I'm sorry then, but I'm a little confused. I think we pretty clearly established earlier that requiring users to make changes anywhere they stored user data would be dangerous, because these locations are often in libraries or other places where the code creating and modifying the dictionary has no idea it's user data in it.

I don't consider that established for the specific case of string-like objects. Users can easily determine whether they use string-like objects, and if so, in what places, and what data gets put into them.

The proposed AVL solution fails if it requires users to fundamentally restructure their data depending on it's origin.

It doesn't fail at all. User don't have to restructure their code, let alone fundamentally. Their code may currently be vulnerable, yet not use string-like objects at all. With the proposed solution, such code will be fixed for good.

It's true that the solution does not fix all cases of the vulnerability, but neither does any other proposed solution.

We have solution that is known to work in all cases: hash randomization.

Well, you believe that it fixes the problem, even though it actually may not, assuming an attacker can somehow reproduce the hash function.

There were three discussed issues with it:

a) Code assuming a stable ordering to dictionaries b) Code assuming hashes were stable across runs. c) Code reimplementing the hashing algorithm of a core datatype that is now randomized.

I don't think any of these are realistic issues

I'm fairly certain that code will break in massive ways, despite any argumentation that it should not. The question really is

Do we break code in a massive way, or do we fix the vulnerability for most users with no code breakage?

I clearly value compatibility much higher than 100% protection against a DoS-style attack (which has many other forms of protecting against available also).

(a) was never a documented, or intended property, indeed it breaks all the time, if you insert keys in the wrong order, use a different platform, or anything else can change.

Still, a lot of code relies on dictionary order, and successfully so, in practice. Practicality beats purity.

(b) For the same reasons code relying on (b) only worked if you didn't change anything

That's not true. You cannot practically change the way string hashing works other than by changing the interpreter source. Hashes are currently stable across runs.

and in practice I'm convinced neither of these were common (if ever existed).

Are you willing to bet the trust people have in Python's bug fix policies on that? I'm not.

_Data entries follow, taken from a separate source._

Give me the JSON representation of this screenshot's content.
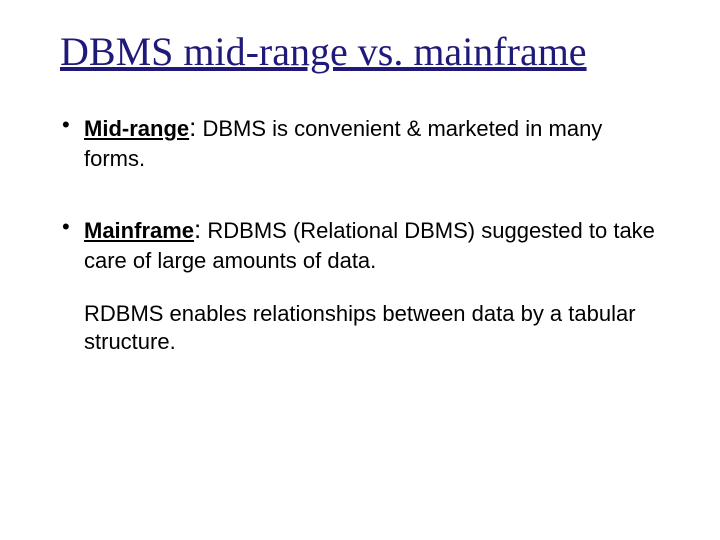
{
  "title": "DBMS mid-range vs. mainframe",
  "bullets": [
    {
      "term": "Mid-range",
      "body": " DBMS is convenient & marketed in many forms."
    },
    {
      "term": "Mainframe",
      "body": " RDBMS (Relational DBMS) suggested to take care of large amounts of data.",
      "extra": "RDBMS enables relationships between data by a tabular structure."
    }
  ]
}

In summary, I think the case against hash-randomization has been seriously overstated, and in no way is more dangerous than having a solution that fails to solve the problem comprehensively. Further, I think it is imperative that we reach a consensus on this quickly

Well, I cannot be part of a consensus that involves massive code breakage in a bug fix release. Lacking consensus, either the release managers or the BDFL will have to pronounce.